Surmonter la pénurie de main-d’œuvre

L’un des éléments clés dans le mouvement vers une semaine de quatre jours, pour Barnes, est les données empiriques d’études sur le terrain. C’est pour cette raison, ajoute-t-il, que 4 Day Week Global a établi un partenariat avec le World Wellbeing Movement. Il explique que cette initiative, dirigée par l’Université d’Oxford, est destinée à améliorer la façon dont on mesure le bien-être au travail, ainsi que ses avantages pour les entreprises et l’économie

La semaine de quatre jours est présentée par Barnes et ses partisan.e.s comme une solution partielle à la pénurie de main-d’œuvre à travers le monde. La « grande démission », phénomène selon lequel les salarié.e.s quittent volontairement leurs emplois en masse, laisse aujourd’hui d’importantes lacunes dans la main-d’œuvre. La semaine de quatre jours pourrait non seulement attirer les jeunes, constate-t-il, mais aussi retenir les salarié.e.s plus âgé.e.s qui songent à la retraite.

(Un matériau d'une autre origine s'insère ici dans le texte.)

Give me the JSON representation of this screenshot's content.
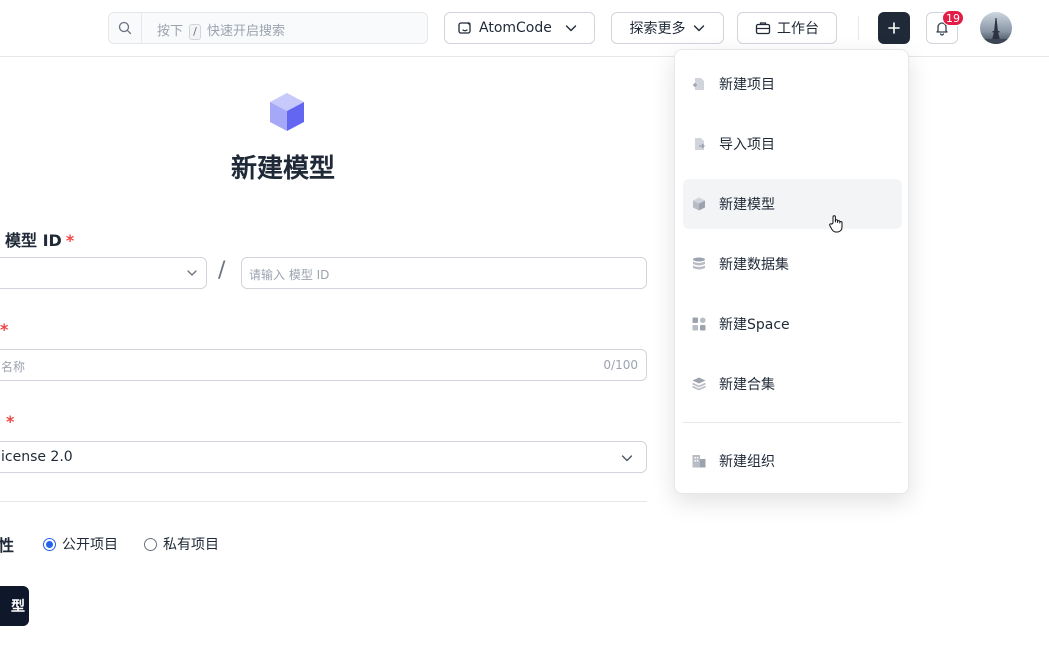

Grenier pense qu’une telle mesure pourrait en réalité empirer les soubresauts de cette pénurie. Afin de diminuer les heures de travail sans affecter la production de biens et la disponibilité de services, il suggère que la productivité devrait augmenter et que des machines remplacent certain.e.s employé.e.s. « On ne peut pas militer pour la réduction du temps de travail et, en même temps, se plaindre des pénuries de main-d’œuvre », insiste-t-il.

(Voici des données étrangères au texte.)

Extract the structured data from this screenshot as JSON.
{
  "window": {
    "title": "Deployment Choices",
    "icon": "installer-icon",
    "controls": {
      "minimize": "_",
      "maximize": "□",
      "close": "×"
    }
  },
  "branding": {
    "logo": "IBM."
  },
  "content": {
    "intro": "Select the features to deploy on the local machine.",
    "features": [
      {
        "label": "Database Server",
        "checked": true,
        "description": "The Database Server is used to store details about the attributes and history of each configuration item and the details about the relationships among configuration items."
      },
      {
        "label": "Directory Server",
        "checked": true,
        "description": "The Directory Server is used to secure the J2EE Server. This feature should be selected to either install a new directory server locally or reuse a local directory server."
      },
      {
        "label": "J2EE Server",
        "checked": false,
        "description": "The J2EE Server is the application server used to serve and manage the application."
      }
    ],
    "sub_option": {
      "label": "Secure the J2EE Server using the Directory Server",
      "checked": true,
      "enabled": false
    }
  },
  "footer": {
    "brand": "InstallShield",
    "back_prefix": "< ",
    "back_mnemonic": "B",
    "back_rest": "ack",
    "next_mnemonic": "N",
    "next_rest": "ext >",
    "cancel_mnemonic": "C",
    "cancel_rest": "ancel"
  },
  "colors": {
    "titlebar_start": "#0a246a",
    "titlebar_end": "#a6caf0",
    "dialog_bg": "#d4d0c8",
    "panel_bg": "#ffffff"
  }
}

Optimiser les heures de travail

Grenier explique que la réduction des heures de travail découle principalement d’une logique d’augmentation de la productivité. Alors qu’il reste sceptique quant à l’efficacité de cette mesure, de nombreuses études rapportent une amélioration du rendement des employé.e.s lorsque les heures de travail diminuent. Le plus grand test pilote, réalisé par 4 Day Week Global en Islande entre 2014 et 2021, a entraîné un niveau de service similaire ou même meilleur sous le modèle d’heures réduites. L’étude en Suède, en revanche, a eu des résultats mitigés, en grande partie à cause des coûts élevés liés au lancement. 

Le programme offert par son organisme se concentre sur la création d’un lieu de travail axé sur la productivité, explique-t-il. En augmentant le temps libre pour mieux récupérer et en réduisant le temps perdu au travail, Barnes souhaite installer une structure et une culture qui misent sur des périodes de concentration. Selon lui, le modèle « 100-80-100 » a prouvé qu’il pouvait améliorer la productivité, l’efficacité et les performances des entreprises.

Alors que l’Amérique du Nord demeure un terrain relativement vierge pour la semaine de quatre jours, 4 Day Week Global a annoncé le 20 juillet 2022 que 20 autres entreprises nord-américaines se sont inscrites à leur programme pilote de six mois. Plus de 4 000 employé.e.s de 60 compagnies canadiennes et américaines bénéficieront d’un jour de congé supplémentaire par semaine, sans réduction de salaire. Reste à voir si les résultats déboucheront sur l’adoption générale de ce modèle à l’avenir.